Deniz Poyraz’a terörist dedi. Deniz’in babasını ve ailesini hedef göstermiştir. Ve sadece denizi ve ailesini değil bu ülkede HDP’ye oy veren milyonları hedef gösterdi. Ve Deniz’e sahip çıkan milyonları hedef gösterdi. Neden daha fazla HDP’li öldürülmedi diye adeta yakındı! Belki küçük ortağın içi henüz soğumamış tıpkı katilin ben içimi soğuttum demesine rağmen, bugün bu kürsüden iktidarın küçük ortağı içinin soğumadığını bir kez daha alenen ortaya koymuştur.”
‘Oradaki katiller ise bu nefret siyasetinin örgütlediği birer tetikçilerdir‘
Buldan, Bahçeli’nin sözlerini ‘azmettirici ve tehlikeli’ olarak niteleyerek savcıları göreve çağırdı.
HDP eş genel başkanı şöyle devam etti: “Var mı yürekli bir savcı, var mı bu ülkede adaletin kırıntıları, var mı küçük ortağa haddini bildirecek olan yürekli bir savcı? Hergün partimize saldıranlara sessiz kalan savcıları işte bugün tam da zamanıdır diyerek bir kez daha göreve davet ediyorum.
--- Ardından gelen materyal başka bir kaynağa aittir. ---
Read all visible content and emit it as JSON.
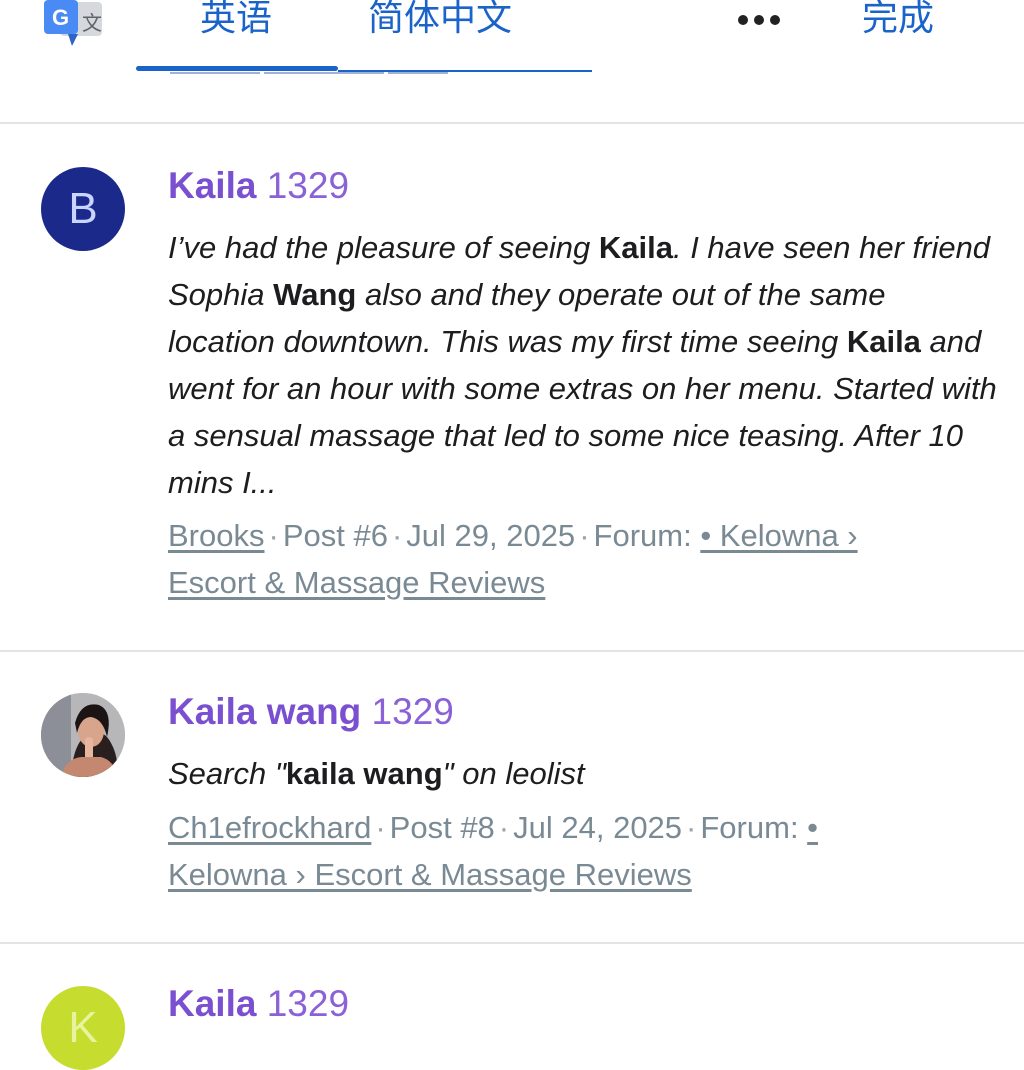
{
  "translate_bar": {
    "source_lang": "英语",
    "target_lang": "简体中文",
    "more_icon": "more-horizontal-icon",
    "done_label": "完成",
    "logo_icon": "google-translate-icon",
    "accent_color": "#1a63c9"
  },
  "results": [
    {
      "avatar_letter": "B",
      "avatar_color": "#1b2a8a",
      "title_name": "Kaila",
      "title_rest": " 1329",
      "snippet": {
        "p1": "I’ve had the pleasure of seeing ",
        "b1": "Kaila",
        "p2": ". I have seen her friend Sophia ",
        "b2": "Wang",
        "p3": " also and they operate out of the same location downtown. This was my first time seeing ",
        "b3": "Kaila",
        "p4": " and went for an hour with some extras on her menu. Started with a sensual massage that led to some nice teasing. After 10 mins I..."
      },
      "meta": {
        "author": "Brooks",
        "post": "Post #6",
        "date": "Jul 29, 2025",
        "forum_prefix": "Forum: ",
        "forum_part1": "• Kelowna ›",
        "forum_part2": "Escort & Massage Reviews"
      }
    },
    {
      "avatar_icon": "user-photo-avatar",
      "title_name": "Kaila wang",
      "title_rest": " 1329",
      "snippet": {
        "p1": "Search \"",
        "b1": "kaila wang",
        "p2": "\" on leolist"
      },
      "meta": {
        "author": "Ch1efrockhard",
        "post": "Post #8",
        "date": "Jul 24, 2025",
        "forum_prefix": "Forum: ",
        "forum_part1": "•",
        "forum_part2": "Kelowna › Escort & Massage Reviews"
      }
    },
    {
      "avatar_letter": "K",
      "avatar_color": "#c6dd2f",
      "title_name": "Kaila",
      "title_rest": " 1329"
    }
  ],
  "colors": {
    "title": "#8a61d6",
    "meta": "#7a8a94",
    "divider": "#e2e4e7"
  }
}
Kendisinden olmayan herkesi ‘Türkiye düşmanı’ olarak gösteren, tehdit eden, hedef haline getiren AKP Genel Başkanının düşmanlaştırıcı diliyle İzmir katliamcısının kurduğu ilişkiyi asla ve asla saklayamazsınız! Hakikatler ortadadır! Her gün manşetlerinde, ekranlarında HDP ve Kürt düşmanlığı yürüten tekçi medyanızın nefret diliyle katil arasındaki ilişki, manşetleriniz kadar size yakındır. Bu gerçeği asla gizleyemezsiniz! Demokratik siyaseti suçmuş gibi gösterip yargılamaya çalışan taraflı yargınızın işlettiği düşmanlık hukukuyla katil arasındaki ilişkiyi asla örtbas edemezsiniz!
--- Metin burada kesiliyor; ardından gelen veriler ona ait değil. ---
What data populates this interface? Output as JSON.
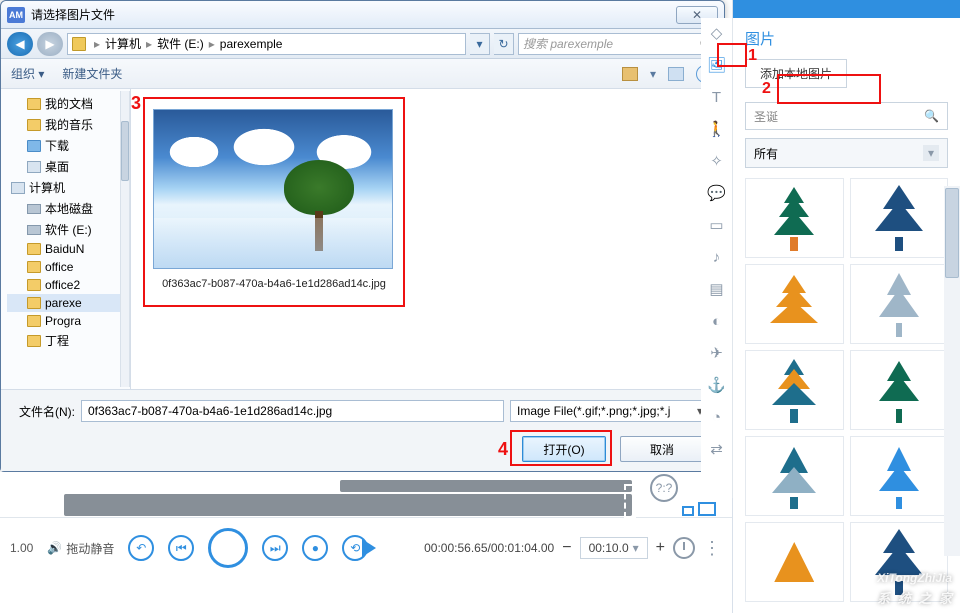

Tetikçi, Kürtlerden nefret ettiğini ta 1998 yılına kadar giderek detaylı bir biçimde anlattı. ‘Kim olsa vuracaktım’ dedi. Yıllardır bu cinayet iklimini inşa edenler işte bu nefret dilini el birliğiyle yayan iktidar zihniyetidir. Oradaki katiller ise bu nefret siyasetinin örgütlediği birer tetikçilerdir! Daha katliamın üzerinden iki gün geçmişken; AKP Genel Başkanı Antalya’da ‘Askerimize kurşun sıkanlarla ittifak halindeler’ diyerek, demokratik siyaseti bir kez daha hedef göstermiştir. Açık hedef tarifi yapmıştır.”